Ms Chapman was subject to a vote of no confidence in parliament last week after a committee found she had, on at least three occasions, misled the house over a rejected Kangaroo Island development.

Despite repeatedly maintaining she had done nothing wrong, Ms Chapman said she would stand aside to allow SA Ombudsman Wayne Lines to conduct an "independent" investigation into her rejection in August of the application to build a port on the island's north coast.

"I maintain that I have made the right decision in respect of the KI seaport proposal and that I had no conflict of interest, actual or perceived," she said in a statement on Monday.

"I welcome the independent ombudsman's inquiry but it is important that I step aside to ensure there is no impediment to this process being undertaken.

"I do not wish in any way to compromise the ombudsman or his delegate to be able to undertake this inquiry."

Premier Steven Marshall said he had "very reluctantly" accepted Ms Chapman's decision to stand aside and had chosen former parliamentary speaker Josh Teague to take on the roles of attorney-general and planning minister.

Mr Teague will be sworn in on Tuesday.

Mr Marshall said a meeting of the House of Assembly Liberal Party room would then vote on a new deputy premier.

A meeting is scheduled for Monday next week, but the premier said it could well happen earlier.

Mr Marshall said while he did not want to pre-judge the ombudsman's report, Ms Chapman continued to have his full support and he looked forward to her returning to cabinet.

"I've looked at all of the evidence presented to the select committee but it doesn't move me one single solitary inch from the position that I've always had," he said.

"I strongly support Vickie Chapman."

On Thursday, MPs voted 23-22 in favour of a no-confidence motion against Ms Chapman.
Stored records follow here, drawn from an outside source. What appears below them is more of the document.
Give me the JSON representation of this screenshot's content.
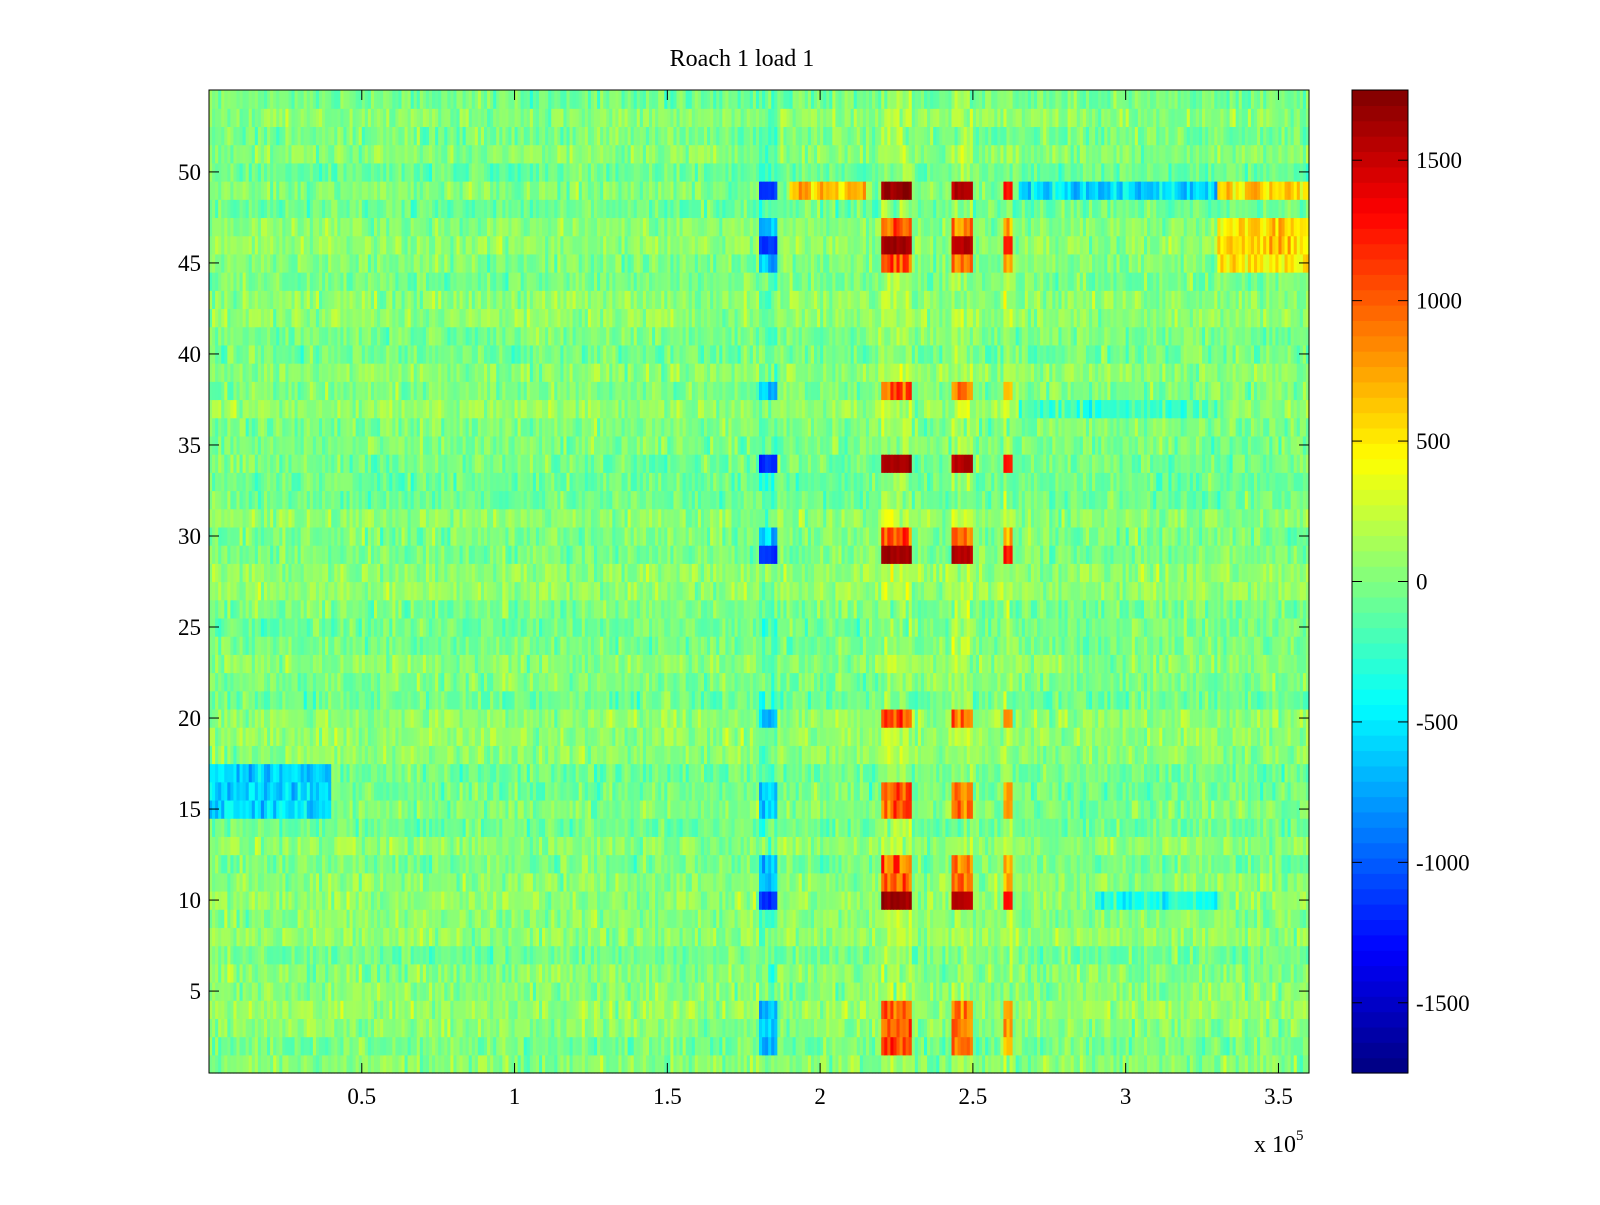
{
  "chart_data": {
    "type": "heatmap",
    "title": "Roach 1 load 1",
    "xlabel": "",
    "ylabel": "",
    "x_exponent_base": "x 10",
    "x_exponent_power": "5",
    "xlim": [
      0,
      3.6
    ],
    "ylim": [
      0.5,
      54.5
    ],
    "x_ticks": [
      0.5,
      1,
      1.5,
      2,
      2.5,
      3,
      3.5
    ],
    "x_tick_labels": [
      "0.5",
      "1",
      "1.5",
      "2",
      "2.5",
      "3",
      "3.5"
    ],
    "y_ticks": [
      5,
      10,
      15,
      20,
      25,
      30,
      35,
      40,
      45,
      50
    ],
    "y_tick_labels": [
      "5",
      "10",
      "15",
      "20",
      "25",
      "30",
      "35",
      "40",
      "45",
      "50"
    ],
    "colorbar": {
      "colormap": "jet",
      "clim": [
        -1750,
        1750
      ],
      "ticks": [
        1500,
        1000,
        500,
        0,
        -500,
        -1000,
        -1500
      ],
      "tick_labels": [
        "1500",
        "1000",
        "500",
        "0",
        "-500",
        "-1000",
        "-1500"
      ]
    },
    "rows": 54,
    "cols": 360,
    "background_value": 0,
    "noise_amplitude": 300,
    "high_rows": [
      2,
      3,
      4,
      10,
      11,
      12,
      15,
      16,
      20,
      29,
      30,
      34,
      38,
      45,
      46,
      47,
      49
    ],
    "strong_rows": [
      10,
      29,
      34,
      46,
      49
    ],
    "features": [
      {
        "x_range": [
          2.2,
          2.3
        ],
        "value": 1400,
        "strong_value": 1650
      },
      {
        "x_range": [
          2.43,
          2.5
        ],
        "value": 1250,
        "strong_value": 1550
      },
      {
        "x_range": [
          2.6,
          2.63
        ],
        "value": 1000,
        "strong_value": 1250
      },
      {
        "x_range": [
          1.8,
          1.86
        ],
        "value": -900,
        "strong_value": -1150
      }
    ],
    "row_biases": [
      {
        "rows": [
          15,
          16,
          17
        ],
        "x_range": [
          0.0,
          0.4
        ],
        "value": -650
      },
      {
        "rows": [
          45,
          46,
          47,
          49
        ],
        "x_range": [
          3.3,
          3.6
        ],
        "value": 650
      },
      {
        "rows": [
          49
        ],
        "x_range": [
          1.9,
          2.15
        ],
        "value": 800
      },
      {
        "rows": [
          49
        ],
        "x_range": [
          2.65,
          3.3
        ],
        "value": -700
      },
      {
        "rows": [
          37
        ],
        "x_range": [
          2.65,
          3.3
        ],
        "value": -400
      },
      {
        "rows": [
          10
        ],
        "x_range": [
          2.9,
          3.3
        ],
        "value": -500
      }
    ]
  }
}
It was the first time in SA political history a no-confidence motion against a sitting minister had passed in the state's lower house.

The vote came after a parliamentary committee earlier that day tabled its report on her handling of the $40 million Kangaroo Island development application.

Ms Chapman's family owns a rental property on the island near a timber plantation that would have been felled and trucked to the proposed Smith Bay deep-sea port.

She had told the committee she had no personal interest in any business or industry on the island.

But the committee found otherwise and recommended she be suspended from parliament for nine days and make a public apology for misleading statements about the application.

Opposition Leader Peter Malinauskas said there had been growing pressure within the Liberal Party for Ms Chapman to stand down, and accused Mr Marshall of showing "weak leadership" on the issue.

"This is how Steven Marshall reacts to every scandal engulfing his government, repeatedly refusing to act then finally getting dragged into doing something when it is way too late," Mr Malinauskas said.

"However, this still isn't enough. Vickie Chapman must resign from cabinet."